1399	   UAC-7  The privacy and security rules established within [RFC3693]
1400	          that would categorize SIP as a 'Using Protocol' must be met.

1402	   UAC-8  The PIDF-LO [RFC4119] is a mandatory to implement format for
1403	          location conveyance within SIP.

1405	   Motivation:  interoperability with other IETF location protocols and
1406	          Mechanisms.

1408	   UAC-9  There must be a mechanism for the UAC to request the UAS send
1409	          its location.

1411	          UAC-9 has been DEPRECATED by the SIP WG, due to the many
1412	          problems this requirement would have caused if implemented.
1413	          The solution is for the above UAS to send a new request to
1414	          the original UAC with the UAS's location.

1416	   UAC-10 There must be a mechanism to differentiate the ability of the
1417	          UAC to convey location from the UACs lack of knowledge of its
1418	          location

1420	   Motivation: Failure to receive location when it is expected can
1421	          happen because the UAC does not implement this extension, or
1422	          because the UAC implements the extension, but does not know
1423	          where the Target is.  This may be, for example, due to the
1424	          failure of the access network to provide a location
1425	          acquisition mechanism the UAC supports.  These cases must be
1426	          differentiated.

1428	   UAC-11  It must be possible to convey location to proxy servers
1429	           along the path.

1431	   Motivation:  Location-based routing.

1433	A.2 Requirements for a UAS Receiving Location

1435	   The following are the requirements for location conveyance by a UAS:

1437	   UAS-1  SIP Responses must support location conveyance.

1439	          Just as with UAC-9, UAS-1 has been DEPRECATED by the SIP WG,
1440	          due to the many problems this requirement would have caused
1441	          if implemented.
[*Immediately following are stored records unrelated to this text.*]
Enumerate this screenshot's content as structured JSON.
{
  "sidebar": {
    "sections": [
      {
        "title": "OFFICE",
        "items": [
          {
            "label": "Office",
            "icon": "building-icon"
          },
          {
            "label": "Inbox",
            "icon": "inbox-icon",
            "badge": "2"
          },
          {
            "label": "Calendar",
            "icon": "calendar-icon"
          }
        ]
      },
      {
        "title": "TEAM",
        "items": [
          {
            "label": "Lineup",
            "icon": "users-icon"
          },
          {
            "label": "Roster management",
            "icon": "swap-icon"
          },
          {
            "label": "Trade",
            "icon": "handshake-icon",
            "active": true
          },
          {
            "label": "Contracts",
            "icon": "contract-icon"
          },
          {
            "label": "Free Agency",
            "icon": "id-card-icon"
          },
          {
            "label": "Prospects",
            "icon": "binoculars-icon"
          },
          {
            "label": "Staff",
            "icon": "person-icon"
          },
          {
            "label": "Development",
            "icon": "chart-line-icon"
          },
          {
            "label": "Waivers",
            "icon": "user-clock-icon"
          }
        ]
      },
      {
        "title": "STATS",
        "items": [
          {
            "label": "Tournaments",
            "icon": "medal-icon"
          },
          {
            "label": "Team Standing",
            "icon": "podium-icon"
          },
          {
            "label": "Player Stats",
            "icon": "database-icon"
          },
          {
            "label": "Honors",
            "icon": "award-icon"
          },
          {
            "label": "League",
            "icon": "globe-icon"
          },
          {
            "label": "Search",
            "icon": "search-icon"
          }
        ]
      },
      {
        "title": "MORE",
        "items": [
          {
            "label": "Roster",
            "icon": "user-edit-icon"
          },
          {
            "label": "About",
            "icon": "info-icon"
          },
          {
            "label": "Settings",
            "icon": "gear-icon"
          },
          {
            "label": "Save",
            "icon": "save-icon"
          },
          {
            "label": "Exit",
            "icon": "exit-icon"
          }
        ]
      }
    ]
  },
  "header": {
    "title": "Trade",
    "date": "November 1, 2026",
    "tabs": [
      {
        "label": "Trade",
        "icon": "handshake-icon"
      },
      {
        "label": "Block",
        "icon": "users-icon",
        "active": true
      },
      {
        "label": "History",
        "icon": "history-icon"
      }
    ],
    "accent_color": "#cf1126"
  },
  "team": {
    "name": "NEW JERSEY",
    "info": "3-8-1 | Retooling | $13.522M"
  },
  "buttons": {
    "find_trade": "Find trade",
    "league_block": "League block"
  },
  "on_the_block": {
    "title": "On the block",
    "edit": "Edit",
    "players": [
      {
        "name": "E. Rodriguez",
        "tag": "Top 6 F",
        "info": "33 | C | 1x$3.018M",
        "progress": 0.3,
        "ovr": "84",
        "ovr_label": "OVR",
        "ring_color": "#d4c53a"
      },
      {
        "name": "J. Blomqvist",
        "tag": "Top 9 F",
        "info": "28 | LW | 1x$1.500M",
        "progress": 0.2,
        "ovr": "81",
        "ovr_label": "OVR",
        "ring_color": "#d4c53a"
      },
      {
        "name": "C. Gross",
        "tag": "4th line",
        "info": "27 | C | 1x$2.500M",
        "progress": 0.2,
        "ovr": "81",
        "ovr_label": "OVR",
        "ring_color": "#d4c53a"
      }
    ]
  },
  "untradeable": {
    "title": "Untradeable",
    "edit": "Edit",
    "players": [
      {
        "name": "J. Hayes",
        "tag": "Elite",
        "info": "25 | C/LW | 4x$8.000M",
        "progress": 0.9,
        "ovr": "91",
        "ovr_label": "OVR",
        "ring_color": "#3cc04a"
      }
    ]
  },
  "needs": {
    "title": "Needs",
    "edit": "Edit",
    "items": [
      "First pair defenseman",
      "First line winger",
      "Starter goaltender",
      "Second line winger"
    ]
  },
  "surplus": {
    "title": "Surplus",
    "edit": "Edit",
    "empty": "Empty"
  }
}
The solution is for the above UAS to send a
1442	          new request to the original UAC with the UAS's location.

1444	   UAS-2  There must be a unique 4XX response informing the UAC it did
1445	          not provide applicable location information.

1447	   In addition, requirements UAC-5, 6, 7 and 8 also apply to the UAS.

1449	A.3 Requirements for SIP Proxies and Intermediaries

1451	   The following are the requirements for location conveyance by a SIP
1452	   proxies and intermediaries:

1454	   Proxy-1  Proxy servers must be capable of adding a Location header
1455	            field during processing of SIP requests.

1457	   Motivation:  Provide network assertion of location
1458	            when UACs are unable to do so, or when network assertion is
1459	            more reliable than UAC assertion of location

1461	   Note: Because UACs connected to SIP signaling networks may have
1462	         widely varying access network arrangements, including VPN
1463	         tunnels and roaming mechanisms, it may be difficult for a
1464	         network to reliably know the location of the endpoint.  Proxy
1465	         assertion of location is NOT RECOMMENDED unless the SIP
1466	         signaling network has reliable knowledge of the actual
1467	         location of the Targets.

1469	   Proxy-2  There must be a unique 4XX response informing the UAC it
1470	            did not provide applicable location information.